Third, use the skills assessment and needs assessment to develop the equipment needs assessment. Restraint is required, to avoid some pitfalls, such as outdated or inferior equipment, consideration of cost/benefit of purchase or rental; Some consideration as to the mobility of the equipment if multi-sited procedure labs will be offered versus and “central” training lab, ease of access to the Central lab, use/re-use of equipment, effective lifespan of the equipment and durability of the equipment are important. Additionally, frequency and timing of training labs, open lab options for trainees and consideration for certificates of training or CME credits should be addressed.

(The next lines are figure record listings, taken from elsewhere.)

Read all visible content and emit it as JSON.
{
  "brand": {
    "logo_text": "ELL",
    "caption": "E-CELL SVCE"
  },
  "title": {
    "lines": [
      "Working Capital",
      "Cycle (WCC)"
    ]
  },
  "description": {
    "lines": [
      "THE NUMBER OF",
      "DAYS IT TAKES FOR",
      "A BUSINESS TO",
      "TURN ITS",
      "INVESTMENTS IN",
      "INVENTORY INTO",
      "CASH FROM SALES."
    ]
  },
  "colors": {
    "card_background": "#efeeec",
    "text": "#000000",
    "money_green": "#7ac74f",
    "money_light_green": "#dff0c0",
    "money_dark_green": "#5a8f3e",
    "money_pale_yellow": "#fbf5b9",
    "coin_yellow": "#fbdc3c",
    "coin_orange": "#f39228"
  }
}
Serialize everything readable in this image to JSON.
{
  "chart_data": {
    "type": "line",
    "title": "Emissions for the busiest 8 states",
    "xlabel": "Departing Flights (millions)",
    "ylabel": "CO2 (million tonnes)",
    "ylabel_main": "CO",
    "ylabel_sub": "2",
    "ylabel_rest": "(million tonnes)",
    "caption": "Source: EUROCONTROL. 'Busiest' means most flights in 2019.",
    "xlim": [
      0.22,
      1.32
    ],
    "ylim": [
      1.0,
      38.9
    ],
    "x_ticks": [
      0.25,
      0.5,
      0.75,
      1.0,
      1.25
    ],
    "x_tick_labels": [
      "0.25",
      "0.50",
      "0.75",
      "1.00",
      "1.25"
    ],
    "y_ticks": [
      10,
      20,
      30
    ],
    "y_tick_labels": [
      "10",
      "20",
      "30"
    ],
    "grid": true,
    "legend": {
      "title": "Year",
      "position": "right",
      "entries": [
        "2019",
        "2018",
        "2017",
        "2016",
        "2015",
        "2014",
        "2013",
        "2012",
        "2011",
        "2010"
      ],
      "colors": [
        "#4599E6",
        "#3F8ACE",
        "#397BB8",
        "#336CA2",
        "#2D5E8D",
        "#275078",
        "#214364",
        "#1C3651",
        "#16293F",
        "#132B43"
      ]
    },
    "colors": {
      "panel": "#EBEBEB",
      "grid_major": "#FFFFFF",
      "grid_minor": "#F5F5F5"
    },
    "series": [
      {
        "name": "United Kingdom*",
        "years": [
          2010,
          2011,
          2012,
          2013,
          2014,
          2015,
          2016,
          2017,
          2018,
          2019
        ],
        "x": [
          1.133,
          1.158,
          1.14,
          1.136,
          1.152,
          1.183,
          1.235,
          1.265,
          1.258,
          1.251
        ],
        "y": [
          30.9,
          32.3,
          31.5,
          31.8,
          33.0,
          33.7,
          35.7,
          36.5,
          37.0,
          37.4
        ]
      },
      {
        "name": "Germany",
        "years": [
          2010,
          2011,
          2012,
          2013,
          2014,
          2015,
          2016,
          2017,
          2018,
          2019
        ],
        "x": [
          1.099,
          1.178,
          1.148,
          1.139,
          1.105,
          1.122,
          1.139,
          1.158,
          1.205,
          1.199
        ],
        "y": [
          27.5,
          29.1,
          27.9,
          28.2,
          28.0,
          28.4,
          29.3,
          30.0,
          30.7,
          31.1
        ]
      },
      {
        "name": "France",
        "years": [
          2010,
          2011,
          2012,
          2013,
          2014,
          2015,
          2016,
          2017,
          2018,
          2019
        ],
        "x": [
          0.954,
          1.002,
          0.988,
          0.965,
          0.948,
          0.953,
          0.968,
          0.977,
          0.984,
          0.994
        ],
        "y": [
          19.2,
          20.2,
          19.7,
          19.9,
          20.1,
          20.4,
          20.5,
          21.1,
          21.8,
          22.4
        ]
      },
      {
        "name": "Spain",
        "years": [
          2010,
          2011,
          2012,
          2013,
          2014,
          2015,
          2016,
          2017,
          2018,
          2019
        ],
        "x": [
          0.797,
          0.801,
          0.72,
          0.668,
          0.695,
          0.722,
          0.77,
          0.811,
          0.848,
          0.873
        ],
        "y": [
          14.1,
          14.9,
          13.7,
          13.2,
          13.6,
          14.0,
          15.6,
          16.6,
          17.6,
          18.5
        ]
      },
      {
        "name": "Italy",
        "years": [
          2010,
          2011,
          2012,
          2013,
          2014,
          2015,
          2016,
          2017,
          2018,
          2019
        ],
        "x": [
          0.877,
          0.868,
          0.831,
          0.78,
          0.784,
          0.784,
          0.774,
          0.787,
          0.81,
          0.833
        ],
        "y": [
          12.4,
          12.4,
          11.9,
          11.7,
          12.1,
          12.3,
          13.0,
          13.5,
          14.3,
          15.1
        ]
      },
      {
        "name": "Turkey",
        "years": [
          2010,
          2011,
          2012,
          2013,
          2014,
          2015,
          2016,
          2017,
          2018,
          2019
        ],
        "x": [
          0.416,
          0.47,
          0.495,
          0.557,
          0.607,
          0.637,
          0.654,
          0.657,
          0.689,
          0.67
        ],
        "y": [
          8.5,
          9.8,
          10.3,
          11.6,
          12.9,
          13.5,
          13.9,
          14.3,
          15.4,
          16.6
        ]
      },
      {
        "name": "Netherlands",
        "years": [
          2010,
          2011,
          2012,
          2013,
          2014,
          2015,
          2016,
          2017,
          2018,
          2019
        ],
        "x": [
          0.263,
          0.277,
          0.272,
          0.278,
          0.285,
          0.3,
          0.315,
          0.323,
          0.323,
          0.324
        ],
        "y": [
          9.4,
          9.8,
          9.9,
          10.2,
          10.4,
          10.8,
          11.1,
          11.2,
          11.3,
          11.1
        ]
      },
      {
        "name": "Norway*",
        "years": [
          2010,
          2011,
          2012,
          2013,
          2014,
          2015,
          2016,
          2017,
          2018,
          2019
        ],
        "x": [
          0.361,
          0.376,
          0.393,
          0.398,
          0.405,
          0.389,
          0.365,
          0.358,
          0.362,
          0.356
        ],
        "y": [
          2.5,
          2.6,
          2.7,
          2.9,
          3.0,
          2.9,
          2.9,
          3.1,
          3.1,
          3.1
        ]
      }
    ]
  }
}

Finally, real patient procedural experience and proctoring is a must. While simulation lab training is important, the ability to provide real patient procedural experiences and proctoring by currently competent and trained procedural physicians is the most crucial step, especially when learning a new skill or training a novice to gain real world procedural competency. Use of physician champions at site hospitals or even collaborative training with departments of surgery, anesthesia or radiology may be options to ensure closure of this training circle.
Michael Menolasino, III, DO, FACOI, FHM
Dr. Menolasino serves as the Director of Quality and Education for Community Hospitalists. He was instrumental in the development of the CH Portable Simulation Lab and provides monthly procedure education at our multiple locations.
Dr. Menolasino is a graduate of Benedictine University and the Des Moines University Osteopathic Medical School. He did his residency training at Metropolitan Hospital in Grand Rapids, Michigan and went on to complete a Faculty Development Fellowship at Michigan State’s University College of Osteopathic Medicine. He has served as a Clinical Associate Professor for Ohio University, Lake Erie College, and Michigan State University, making him the ideal education leader for our clinical team.